On campuses across Canada, the rainbow sticker is known as the “positive space” or “safe space” program, and the University of Victoria is just the latest institution to consider it. It’s an accurate title for an important program—and it’s one that’s under relentless attack by anti-gay groups and lobbyists.
In 2004, employees at the Royal Bank of Canada launched an employee-driven, non-mandatory, safe space program. It meant that if I needed to go into the bank as a couple for a loan, mortgage, joint account, or other service—I could seek out agents displaying the rainbow sticker and know that I’d be treated with the same respect as any other customer. Almost immediately, The Canadian Family Action Coalition launched a boycott against the Royal Bank, instructing members to close their RBC accounts and send angry letters and phone calls to the company. The bank panicked and caved, and all RBC employees were forbidden to display the rainbow sticker.
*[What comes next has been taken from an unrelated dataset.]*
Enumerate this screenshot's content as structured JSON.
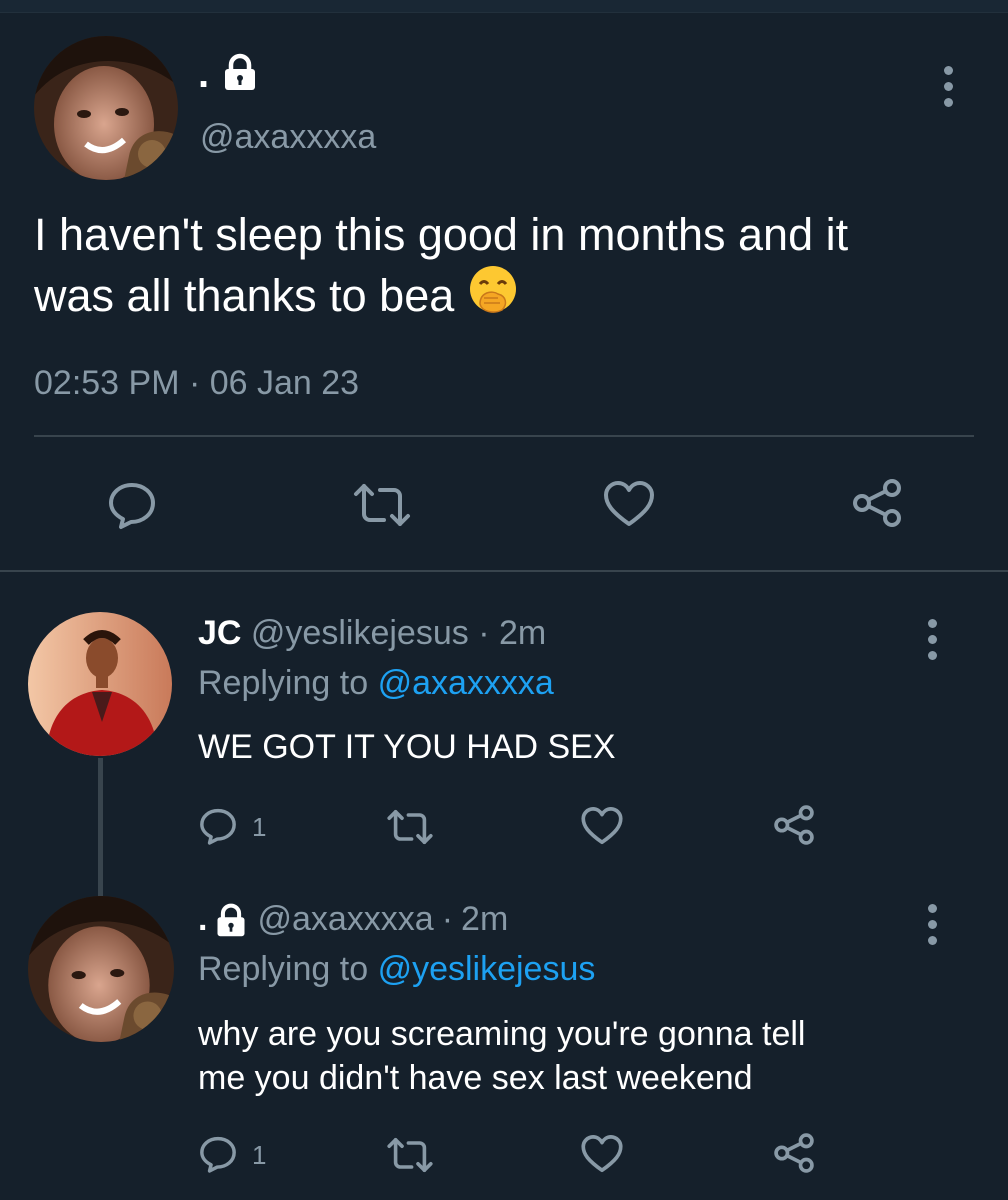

The pettiness, disingenuity, and hostility toward safe space programs and rainbow flags has been a sore spot for me for quite some time. Anti-gay groups call these programs an endorsement of the homosexual lifestyle—whatever that is—and have the audacity to claim that it’s a discriminatory practise: That employees who don’t wish to display the sticker would be treated with disrespect (a notion I reject). Yet these groups encourage hostility toward anyone who chooses to display it.
So, if you run a business, or work with customers in an office—consider a simple gesture to signify that you will treat everyone respectfully. Put a rainbow sticker somewhere visible. And if anyone objects, clarify that they are welcome too; that it’s just a safe space.